Dr. Momentum said...

I agree - I like to disable those confirmations wherever I can.

"If I didn't want this file deleted, I wouldn't have asked you to delete it!" And I can scarcely remember any time when I've been saved from disaster by one of those confirmations.

When I see a design I don't like, I usually blame a lack of understanding of the problem on the part of the designer, an inability to design well on the part of the designer, or weird requirements from a confused person in charge. Programmers I blame for bugs, instability and inflexibility.

Of course, sometimes the requirements do make sense and I have merely misunderstood them. It happens.

Ilari said...

There's at least one more step that could be removed from the ATM.

In Finland, the user's language preference is stored on the card. The "please insert your card" prompt is multilinugal, everything is automatically in your language of choice from there on.

The Ridger, FCD said...

I have, as a matter of fact, had the "do you really want to ...?" save me - I'm not that good with the little pad on my laptop (tremors) and often I'm hitting the X when I want to hit the minimize... Which is why I like to have the things there to turn off rather than not have them.

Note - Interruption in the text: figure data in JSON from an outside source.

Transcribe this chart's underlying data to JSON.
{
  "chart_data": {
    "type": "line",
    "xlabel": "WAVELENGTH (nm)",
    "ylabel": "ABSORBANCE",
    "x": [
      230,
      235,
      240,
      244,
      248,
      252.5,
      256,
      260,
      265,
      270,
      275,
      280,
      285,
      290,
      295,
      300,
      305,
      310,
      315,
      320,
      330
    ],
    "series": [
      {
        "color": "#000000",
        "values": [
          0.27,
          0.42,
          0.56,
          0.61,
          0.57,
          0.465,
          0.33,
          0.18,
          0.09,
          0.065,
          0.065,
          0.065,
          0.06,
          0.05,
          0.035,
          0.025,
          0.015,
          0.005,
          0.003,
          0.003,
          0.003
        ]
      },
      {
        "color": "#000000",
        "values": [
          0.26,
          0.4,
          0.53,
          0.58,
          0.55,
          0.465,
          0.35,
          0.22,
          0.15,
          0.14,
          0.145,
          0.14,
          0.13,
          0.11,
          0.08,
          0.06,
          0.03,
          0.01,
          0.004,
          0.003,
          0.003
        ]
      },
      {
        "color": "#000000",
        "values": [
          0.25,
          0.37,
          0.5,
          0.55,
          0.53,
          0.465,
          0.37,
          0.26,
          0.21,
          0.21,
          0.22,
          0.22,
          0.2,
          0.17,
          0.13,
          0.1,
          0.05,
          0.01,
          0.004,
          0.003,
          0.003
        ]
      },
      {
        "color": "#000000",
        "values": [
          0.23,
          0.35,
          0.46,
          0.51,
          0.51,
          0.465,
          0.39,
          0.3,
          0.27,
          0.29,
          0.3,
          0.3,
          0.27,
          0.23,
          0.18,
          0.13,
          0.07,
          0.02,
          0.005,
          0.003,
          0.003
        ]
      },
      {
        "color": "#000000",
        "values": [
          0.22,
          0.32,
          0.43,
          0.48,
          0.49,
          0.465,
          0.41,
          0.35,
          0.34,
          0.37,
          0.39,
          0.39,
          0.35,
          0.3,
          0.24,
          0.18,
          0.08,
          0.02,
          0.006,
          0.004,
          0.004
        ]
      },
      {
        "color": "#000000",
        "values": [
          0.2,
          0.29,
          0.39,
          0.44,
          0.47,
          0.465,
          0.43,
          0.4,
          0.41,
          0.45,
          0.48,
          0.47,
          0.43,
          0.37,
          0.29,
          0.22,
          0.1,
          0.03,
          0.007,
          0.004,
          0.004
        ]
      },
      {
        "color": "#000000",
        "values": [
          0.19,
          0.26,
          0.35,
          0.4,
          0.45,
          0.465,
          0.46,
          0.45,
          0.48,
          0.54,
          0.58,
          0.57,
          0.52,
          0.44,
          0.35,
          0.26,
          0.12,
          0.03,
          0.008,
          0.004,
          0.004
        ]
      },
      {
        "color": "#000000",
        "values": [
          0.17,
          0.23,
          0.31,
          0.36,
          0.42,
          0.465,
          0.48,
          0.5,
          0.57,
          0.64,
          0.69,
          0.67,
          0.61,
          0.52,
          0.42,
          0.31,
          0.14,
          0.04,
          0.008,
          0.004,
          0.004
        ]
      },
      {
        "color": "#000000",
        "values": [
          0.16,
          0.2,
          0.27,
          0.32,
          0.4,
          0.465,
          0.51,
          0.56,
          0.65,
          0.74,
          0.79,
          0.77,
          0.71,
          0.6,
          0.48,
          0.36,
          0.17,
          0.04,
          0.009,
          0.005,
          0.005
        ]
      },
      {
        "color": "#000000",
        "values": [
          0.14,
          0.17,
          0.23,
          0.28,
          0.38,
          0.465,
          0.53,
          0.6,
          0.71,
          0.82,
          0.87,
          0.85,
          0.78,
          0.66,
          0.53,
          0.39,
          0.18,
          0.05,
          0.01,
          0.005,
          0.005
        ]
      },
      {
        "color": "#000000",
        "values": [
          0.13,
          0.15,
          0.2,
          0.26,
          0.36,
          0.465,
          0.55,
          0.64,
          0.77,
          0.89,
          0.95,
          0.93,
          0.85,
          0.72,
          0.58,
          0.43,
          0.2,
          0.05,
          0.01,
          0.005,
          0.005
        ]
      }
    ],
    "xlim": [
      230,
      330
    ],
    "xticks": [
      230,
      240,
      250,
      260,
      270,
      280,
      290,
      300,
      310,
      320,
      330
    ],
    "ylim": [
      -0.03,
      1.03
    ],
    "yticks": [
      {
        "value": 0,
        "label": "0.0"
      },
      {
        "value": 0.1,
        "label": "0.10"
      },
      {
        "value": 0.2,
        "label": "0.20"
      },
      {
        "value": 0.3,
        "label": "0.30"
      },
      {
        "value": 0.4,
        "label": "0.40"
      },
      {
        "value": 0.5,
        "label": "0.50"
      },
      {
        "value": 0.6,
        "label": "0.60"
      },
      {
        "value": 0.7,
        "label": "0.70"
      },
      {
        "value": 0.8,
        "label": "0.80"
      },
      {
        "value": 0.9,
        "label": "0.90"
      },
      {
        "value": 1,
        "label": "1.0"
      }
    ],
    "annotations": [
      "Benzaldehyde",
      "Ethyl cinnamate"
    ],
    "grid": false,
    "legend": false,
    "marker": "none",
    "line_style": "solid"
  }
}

But your ATM interface sounds like it was made by PeopleSoft. There's an application I have to use on a regular basis at work which will step you through four intermediate screens, each of which has ONE option, before getting to the final screen. That annoys me intensely every time I have to do it.

[ICR] said...

It does seem like a rather unnecessary step. The only plausible reason I can think of as to why it's there (other than incompetence) is for learned behaviour.
I know where all the buttons are on the normal machine I use, and I can pretty much take out money without looking. If a step is suddenly added when you get another account you are prone to make a mistake.
However this could be avoided by positioning the buttons differently between the step before and after so that should you automatically move onto the next step nothing bad happens. Still doesn't then take into account if you continue on after that though.

Barry Leiba said...

Another good reason, from "icr". See, that's why I post these things — it's not just to rant, it's that sometimes I get new views, which I hadn't considered before.

I'm convinced that the ATM thing isn't just lazy programming. Maybe they fought that fight with the customer and lost. Maybe it's to remind you what account the money's going into, to prevent an, "Oops, I'm at the wrong bank!" situation. Maybe it's to provide a consistent UI in the event that the user adds an account (or removes one). Maybe all of the above.

Thanks for all the comments, everyone.